Jean Baubérot, professeur émérite de la chaire Histoire et sociologie de la laïcité souligne:« Neutralité et liberté de conscience ne sont pas incompatibles » « La neutralité ne vaut que pour l’Etat. C’est comme dans un match de foot, l’arbitre doit faire respecter les règles pour permettre aux joueurs de continuer la partie, mais il ne marque pas de but. En ramenant la neutralité au sein des foyers, on glisse dangereusement!« .

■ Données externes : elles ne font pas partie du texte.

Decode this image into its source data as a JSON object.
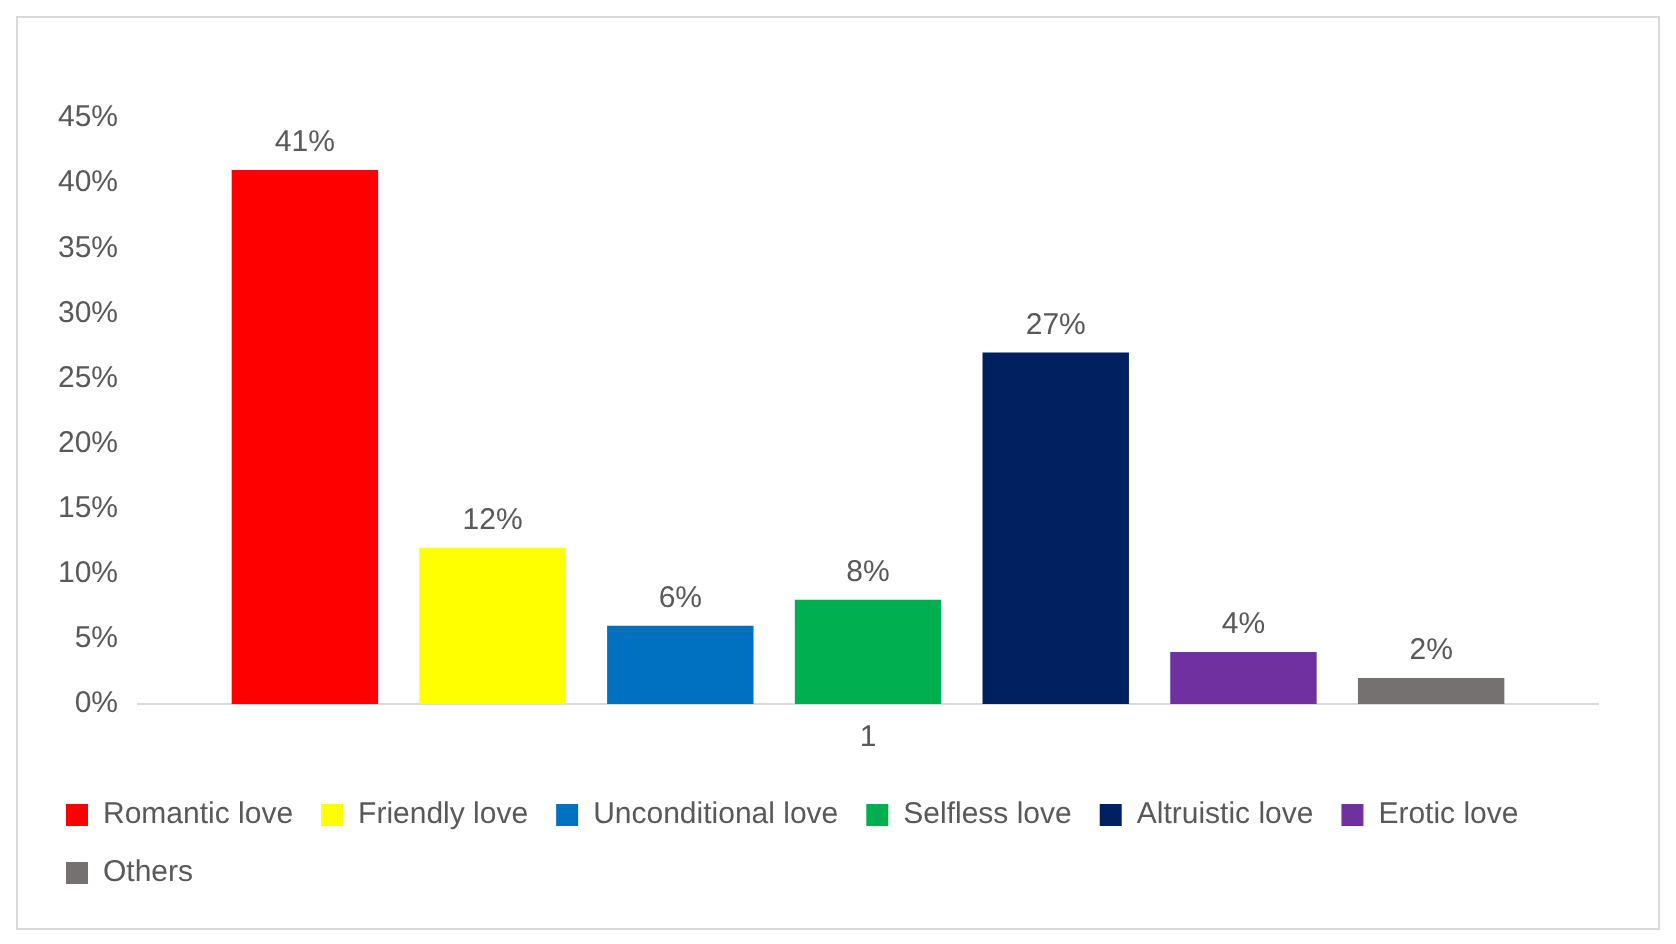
{
  "chart_data": {
    "type": "bar",
    "categories": [
      "1"
    ],
    "series": [
      {
        "name": "Romantic love",
        "color": "#ff0000",
        "values": [
          41
        ],
        "value_labels": [
          "41%"
        ]
      },
      {
        "name": "Friendly love",
        "color": "#ffff00",
        "values": [
          12
        ],
        "value_labels": [
          "12%"
        ]
      },
      {
        "name": "Unconditional love",
        "color": "#0070c0",
        "values": [
          6
        ],
        "value_labels": [
          "6%"
        ]
      },
      {
        "name": "Selfless love",
        "color": "#00b050",
        "values": [
          8
        ],
        "value_labels": [
          "8%"
        ]
      },
      {
        "name": "Altruistic love",
        "color": "#002060",
        "values": [
          27
        ],
        "value_labels": [
          "27%"
        ]
      },
      {
        "name": "Erotic love",
        "color": "#7030a0",
        "values": [
          4
        ],
        "value_labels": [
          "4%"
        ]
      },
      {
        "name": "Others",
        "color": "#767171",
        "values": [
          2
        ],
        "value_labels": [
          "2%"
        ]
      }
    ],
    "ylim": [
      0,
      45
    ],
    "yticks": [
      {
        "value": 0,
        "label": "0%"
      },
      {
        "value": 5,
        "label": "5%"
      },
      {
        "value": 10,
        "label": "10%"
      },
      {
        "value": 15,
        "label": "15%"
      },
      {
        "value": 20,
        "label": "20%"
      },
      {
        "value": 25,
        "label": "25%"
      },
      {
        "value": 30,
        "label": "30%"
      },
      {
        "value": 35,
        "label": "35%"
      },
      {
        "value": 40,
        "label": "40%"
      },
      {
        "value": 45,
        "label": "45%"
      }
    ],
    "grid": false,
    "legend": "bottom"
  }
}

Mireille Fanon-Mendès France, présidente de la fondation Frantz Fanon,. Pour elle, la stratégie du gouvernement est claire : « Il attise la haine de l’autre pour justifier des opérations extra-judiciaires et masquer le piètre bilan économique, politique et social. »
Des mamans présentes dans le meeting, ont exprimé leur désarroi, « L’école veut bien de nous quand il s’agit de faire des gâteaux pour les kermesses, quand il faut coudre les déguisements pour les spectacles de fin d’année ou manifester contre les suppressions de postes. Mais pour les sorties scolaires, nous ne sommes pas les bienvenues parce que nous portons le voile. »
Noémie Lozac’hmeur fondatrice de l’association « Nous citoyennes », qui prône le vivre ensemble, et qui, comme MTE, lutte contre l’exclusion des mères voilées des écoles de la République; se souvient du jour où les sorties scolaires lui ont été interdites.« Je me suis pris une grosse claque. On remettait en cause mon appartenance à ce pays. Pourtant, je suis française de souche. Le foulard est un vêtement. Est-ce aux autres de choisir comment je dois m’habiller ? » Noémie est une convertie. Pour elle, la stigmatisation des musulmans est évidente :« Quand j’ai commencé à porter le voile, peu avant 2004, j’ai senti le changement des regards. »
Saïd Bouamama Sociologue rétorque: « Depuis 2004, on assiste à l’installation d’une islamophobie d’Etat ».« la colonisation a tordu l’imaginaire des pays colonisateurs. On a décolonisé les pays, mais pas les esprits. Nous avons intériorisé des images biaisées de l’autre et il suffit que les politiciens les instrumentalisent pour les faire resurgir ».
Une lettre ouverte aux candidats
Les membres du collectif ont décidé d’interpeller tous les candidats en publiant une lettre ouverte. Ils n’excluent pas non plus la saisine de la Cour européenne des droits de l’Homme. « Nous sommes en campagne, c’est une chance », a souligné Mireille Fanon-Mendès France. Elle a incité les personnes du public à monnayer leur vote aux législatives contre une promesse de saisine du Conseil constitutionnel au sujet de la loi Laborde si celle-ci était adoptée par l’Assemblée. Une mission là aussi difficile tant les partis – y compris ceux de gauche – ont du mal à se positionner sur la laïcité.